К сожалению, очень часто дополнительные трудности в теоретических рассуждениях создают обилие терминов, ярлыков, которые лишь затуманивают смысл сказанного и усугубляют беспорядок на теоретическом фронте.
Истинный художественный образ — это всегда наличие органической связи идеи и формы. Наличие же формы при отсутствии мысли или мысли при отсутствии формы — разновидности, разрушающие его и выводящие за пределы искусства.
Я не приступал к «Иванову детству» с этими мыслями. Они возникли у меня в результате работы над фильмом. И многое из того, что мне ясно сейчас, было далеко не ясно перед началом постановки.
Разумеется, моя точка зрения субъективна. Но ведь только так и бывает в искусстве: художник в своих произведениях преломляет жизнь в призме личного восприятия и показывает в неповторимых ракурсах разные стороны действительности. Но я, придавая большое значение субъективным представлениям художника и его личному восприятию мира, вовсе не стою ни за произвол, ни за анархию. Дело здесь решается мировоззрением и нравственной, идейной задачей.
Шедевры рождаются на пути стремления выразить нравственные идеалы. В свете этих нравственных идеалов и возникают представления и ощущения художника. Если он любит жизнь, испытывает неодолимую потребность ее познать, изменить, помочь тому, чтобы она стала лучше, словом, если художник стремится содействовать повышению ценности жизни, тогда нет опасности в том, что изображение действительности проходит через фильтр субъективных представлений и душевных состояний автора, ибо результат — всегда духовное усилие во имя человеческого совершенствования образа мира, пленяющего нас гармонией чувств и мыслей, благородством и трезвостью.
Общий смысл моих соображений таков: когда стоишь на твердой нравственной почве, не следует бояться предоставления себе большей свободы в выборе средств. Более того, не всегда свобода должна ограничиваться ясным и твердым замыслом, толкающим тебя на выбор того или иного решения. Необходимо обнаруживать доверие к решениям, возникающим непосредственно. Важно, разумеется, чтобы они не оттолкнули зрителя бесполезной сложностью. Но прийти к этому можно не с помощью рассуждений, запрещающих твоей картине тот или иной прием, а опираясь на опыт наблюдений над возникшими в твоих первых работах излишествами, которые должны быть отброшены в естественном и непосредственном процессе творчества.

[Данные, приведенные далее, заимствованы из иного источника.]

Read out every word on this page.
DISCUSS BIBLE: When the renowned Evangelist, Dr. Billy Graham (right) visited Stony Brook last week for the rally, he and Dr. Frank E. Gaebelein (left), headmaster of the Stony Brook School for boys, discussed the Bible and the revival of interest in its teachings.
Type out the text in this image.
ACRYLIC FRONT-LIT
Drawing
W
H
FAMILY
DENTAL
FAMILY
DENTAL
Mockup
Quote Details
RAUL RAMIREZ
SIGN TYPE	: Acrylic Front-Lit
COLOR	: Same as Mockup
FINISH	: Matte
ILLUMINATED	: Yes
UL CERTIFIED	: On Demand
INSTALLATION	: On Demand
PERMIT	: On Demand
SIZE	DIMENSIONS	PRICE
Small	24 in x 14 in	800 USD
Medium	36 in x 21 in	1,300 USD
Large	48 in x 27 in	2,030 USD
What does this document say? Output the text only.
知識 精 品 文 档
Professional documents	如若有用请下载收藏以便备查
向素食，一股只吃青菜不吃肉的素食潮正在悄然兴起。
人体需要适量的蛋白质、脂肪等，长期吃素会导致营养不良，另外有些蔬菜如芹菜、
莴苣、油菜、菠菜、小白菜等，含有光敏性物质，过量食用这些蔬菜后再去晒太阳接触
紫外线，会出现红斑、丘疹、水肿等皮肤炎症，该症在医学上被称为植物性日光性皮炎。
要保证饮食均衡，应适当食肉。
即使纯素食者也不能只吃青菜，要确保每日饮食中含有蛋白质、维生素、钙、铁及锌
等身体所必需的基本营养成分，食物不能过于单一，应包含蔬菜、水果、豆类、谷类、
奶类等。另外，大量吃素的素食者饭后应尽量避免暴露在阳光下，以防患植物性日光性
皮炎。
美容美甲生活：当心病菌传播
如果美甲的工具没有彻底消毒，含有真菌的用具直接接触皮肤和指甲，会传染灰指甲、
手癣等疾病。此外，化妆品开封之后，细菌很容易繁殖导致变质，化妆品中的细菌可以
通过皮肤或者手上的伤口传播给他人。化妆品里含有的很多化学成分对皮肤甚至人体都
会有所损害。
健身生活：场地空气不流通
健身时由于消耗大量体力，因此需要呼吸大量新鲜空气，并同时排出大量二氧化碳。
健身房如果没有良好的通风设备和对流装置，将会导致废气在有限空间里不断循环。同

В создании своей первой картины я, честно говоря, руководствовался еще и такой задачей: выяснить, способен я или не способен заниматься кинорежиссурой. Для того чтобы прийти к определенному выводу, я, так сказать, распустил вожжи. Старался себя не сдерживать. «Если фильм получится, — думал я, — значит, я заслужил право работать в кино». Именно поэтому картина «Иваново детство» имела для меня особое значение. Это был экзамен на право творчества.
Конечно, работа над фильмом не выглядела как некое анархистское действие. Просто я старался не сдерживать себя. Приходилось рассчитывать на свой вкус и на веру в правомочность своих эстетических пристрастий. В результате работы над фильмом я должен был выяснить, на что я могу опереться в своей будущей жизни, а что испытания не выдержит.
Конечно, я сейчас думаю во многом иначе. Лишь немногое из найденного, как выяснилось впоследствии, оказалось живым. И далеко не все выводы я разделяю.
Весьма поучительной для нас — участников фильма — в работе над картиной была разработка фактуры места действия, пейзажа, превращение междиалоговой части сценария в конкретную среду снов и эпизодов. Богомолов в рассказе описывал места действия с завидной обстоятельностью участника события, которые легли в основу рассказа. Единственный принцип, которым руководствовался автор, — имитация документального характера мест, как бы увиденных собственными глазами.
На мой взгляд, места действия рассказа оказались в результате невыразительными и дробными: кустарник на вражеском берегу, темный накат бревен в землянке Гальцева, похожий на нее, как близнец, батальонный медпункт, унылая передовая, расположенная вдоль берега реки, окопы. Все эти места описаны очень точно, но не вызывали у меня никаких эстетических эмоций. Более того, были чем-то неприятны. Антураж этот не связывался в моих представлениях с чем-то способным вызывать чувства уместные в обстоятельствах истории об Иване. Мне все время казалось, что для удачи фильма привлекаемая фактура мест действия и пейзаж должны будить во мне определенные воспоминания и поэтические ассоциации, теперь, по прошествии более чем двадцати лет, я твердо уверен в следующем, не поддающемся анализу обстоятельстве: если сами авторы взволнованы выбранной натурой, если она будит в них воспоминания и вызывает ассоциации, пусть довольно субъективные, — зрителю передается какое-то особое волнение. В ряде эпизодов, пропитанных именно субъективным авторским настроением, стоит «березовая роща» — блиндаж медпункта, выстроенный из берез, пейзажный фон последнего сна, мертвый лес, залитый водой.